Self Portrait

Bern lies in the heart of one of the most beautiful cantons of Switzerland, a gorgeous walled city center now recognized as a UNESCO World Heritage Site. At the beginning of the 16th century when one Niklaus Manuel Deutsch was born, the city had survived numerous plagues and long periods of political repression.

I came to the city to find out more about this elusive artist. Before heading out for the day, I decided to enjoy a coffee at Adriano’s Bar and Cafe, just around the corner from the Zytglogge, a marvelous late Medieval clock tower, and symbol of the city. Records indicate the artist purchased a home on the Gerechtigkeitsgasse, #72, just steps from my cafe. It was a blustery winter day, and I saw only a few people braving the cold. I always feel the history of European places during periods of dark weather; perhaps it is the lack of people on the streets, the gray sky, the gray pavers, and the warm illumination emanating from cafes, homes, and businesses that brings on this historical melancholy.
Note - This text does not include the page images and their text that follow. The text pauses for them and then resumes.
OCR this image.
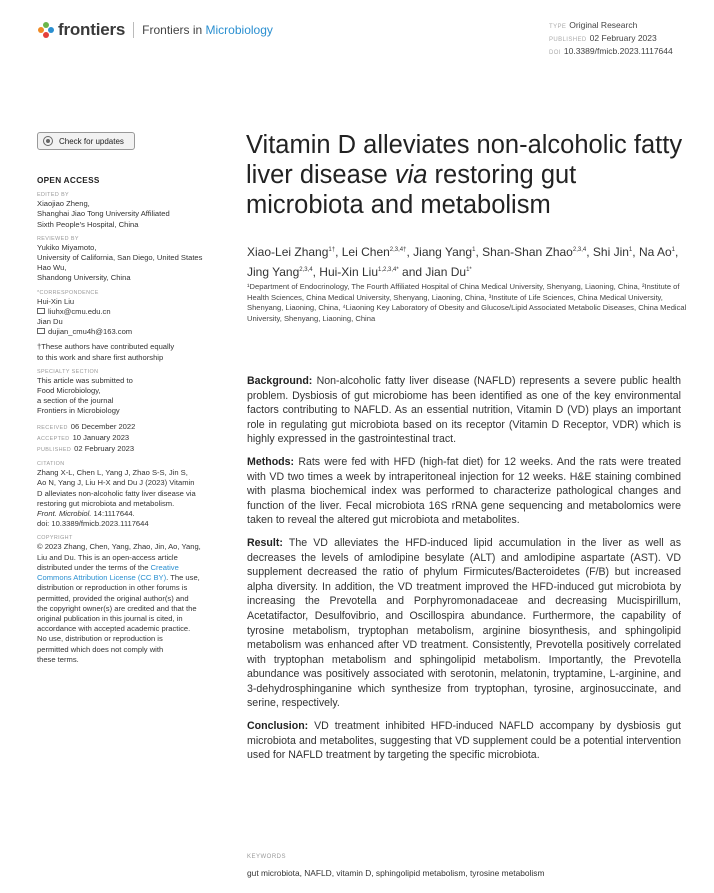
frontiers Frontiers in Microbiology	TYPE Original Research
PUBLISHED 02 February 2023
DOI 10.3389/fmicb.2023.1117644
Check for updates
OPEN ACCESS
EDITED BY
Xiaojiao Zheng,
Shanghai Jiao Tong University Affiliated
Sixth People's Hospital, China
REVIEWED BY
Yukiko Miyamoto,
University of California, San Diego, United States
Hao Wu,
Shandong University, China
*CORRESPONDENCE
Hui-Xin Liu
liuhx@cmu.edu.cn
Jian Du
dujian_cmu4h@163.com
†These authors have contributed equally
to this work and share first authorship
SPECIALTY SECTION
This article was submitted to
Food Microbiology,
a section of the journal
Frontiers in Microbiology
RECEIVED 06 December 2022
ACCEPTED 10 January 2023
PUBLISHED 02 February 2023
CITATION
Zhang X-L, Chen L, Yang J, Zhao S-S, Jin S,
Ao N, Yang J, Liu H-X and Du J (2023) Vitamin
D alleviates non-alcoholic fatty liver disease via
restoring gut microbiota and metabolism.
Front. Microbiol. 14:1117644.
doi: 10.3389/fmicb.2023.1117644
COPYRIGHT
© 2023 Zhang, Chen, Yang, Zhao, Jin, Ao, Yang,
Liu and Du. This is an open-access article
distributed under the terms of the Creative
Commons Attribution License (CC BY). The use,
distribution or reproduction in other forums is
permitted, provided the original author(s) and
the copyright owner(s) are credited and that the
original publication in this journal is cited, in
accordance with accepted academic practice.
No use, distribution or reproduction is
permitted which does not comply with
these terms.
Vitamin D alleviates non-alcoholic fatty liver disease via restoring gut microbiota and metabolism
Xiao-Lei Zhang$^{1\dagger}$, Lei Chen$^{2,3,4\dagger}$, Jiang Yang$^1$, Shan-Shan Zhao$^{2,3,4}$, Shi Jin$^1$, Na Ao$^1$, Jing Yang$^{2,3,4}$, Hui-Xin Liu$^{1,2,3,4*}$ and Jian $Du^{1*}$
¹Department of Endocrinology, The Fourth Affiliated Hospital of China Medical University, Shenyang, Liaoning, China, ²Institute of Health Sciences, China Medical University, Shenyang, Liaoning, China, ³Institute of Life Sciences, China Medical University, Shenyang, Liaoning, China, ⁴Liaoning Key Laboratory of Obesity and Glucose/Lipid Associated Metabolic Diseases, China Medical University, Shenyang, Liaoning, China

Background: Non-alcoholic fatty liver disease (NAFLD) represents a severe public health problem. Dysbiosis of gut microbiome has been identified as one of the key environmental factors contributing to NAFLD. As an essential nutrition, Vitamin D (VD) plays an important role in regulating gut microbiota based on its receptor (Vitamin D Receptor, VDR) which is highly expressed in the gastrointestinal tract.

Methods: Rats were fed with HFD (high-fat diet) for 12 weeks. And the rats were treated with VD two times a week by intraperitoneal injection for 12 weeks. H&E staining combined with plasma biochemical index was performed to characterize pathological changes and function of the liver. Fecal microbiota 16S rRNA gene sequencing and metabolomics were taken to reveal the altered gut microbiota and metabolites.

Result: The VD alleviates the HFD-induced lipid accumulation in the liver as well as decreases the levels of amlodipine besylate (ALT) and amlodipine aspartate (AST). VD supplement decreased the ratio of phylum Firmicutes/Bacteroidetes (F/B) but increased alpha diversity. In addition, the VD treatment improved the HFD-induced gut microbiota by increasing the Prevotella and Porphyromonadaceae and decreasing Mucispirillum, Acetatifactor, Desulfovibrio, and Oscillospira abundance. Furthermore, the capability of tyrosine metabolism, tryptophan metabolism, arginine biosynthesis, and sphingolipid metabolism was enhanced after VD treatment. Consistently, Prevotella positively correlated with tryptophan metabolism and sphingolipid metabolism. Importantly, the Prevotella abundance was positively associated with serotonin, melatonin, tryptamine, L-arginine, and 3-dehydrosphinganine which synthesize from tryptophan, tyrosine, arginosuccinate, and serine, respectively.

Conclusion: VD treatment inhibited HFD-induced NAFLD accompany by dysbiosis gut microbiota and metabolites, suggesting that VD supplement could be a potential intervention used for NAFLD treatment by targeting the specific microbiota.

KEYWORDS
gut microbiota, NAFLD, vitamin D, sphingolipid metabolism, tyrosine metabolism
Regardless, after a piping hot coffee, I walked through the city center’s narrow lanes to the location of Niklaus’ home. The structure still stands, though now framed by a beer hall and other businesses. Try as I might to imagine the family’s life in the 16th Century, the passing trams and noises from local businesses made such images impossible. Still, this lovely city retains a great sense of its Medieval and Renaissance feel. The city center and lovely promenades that line a wide curve of the Aare River evoke both an understanding of the care the Swiss give to their beloved cities, and also a better understanding of how commerce moved, and still moves, across Europe.

Franzoesische Kirche in Bern

As I arrived at the Nydeggbrucke, a lovely bridge that spans the Aare, I stopped to imagine a city whose art was influenced by both Manuel Deutsch and Holbein. I referred to a notebook I carry with me across Europe and reviewed some of the history of one of Bern’s beloved Renaissance sons.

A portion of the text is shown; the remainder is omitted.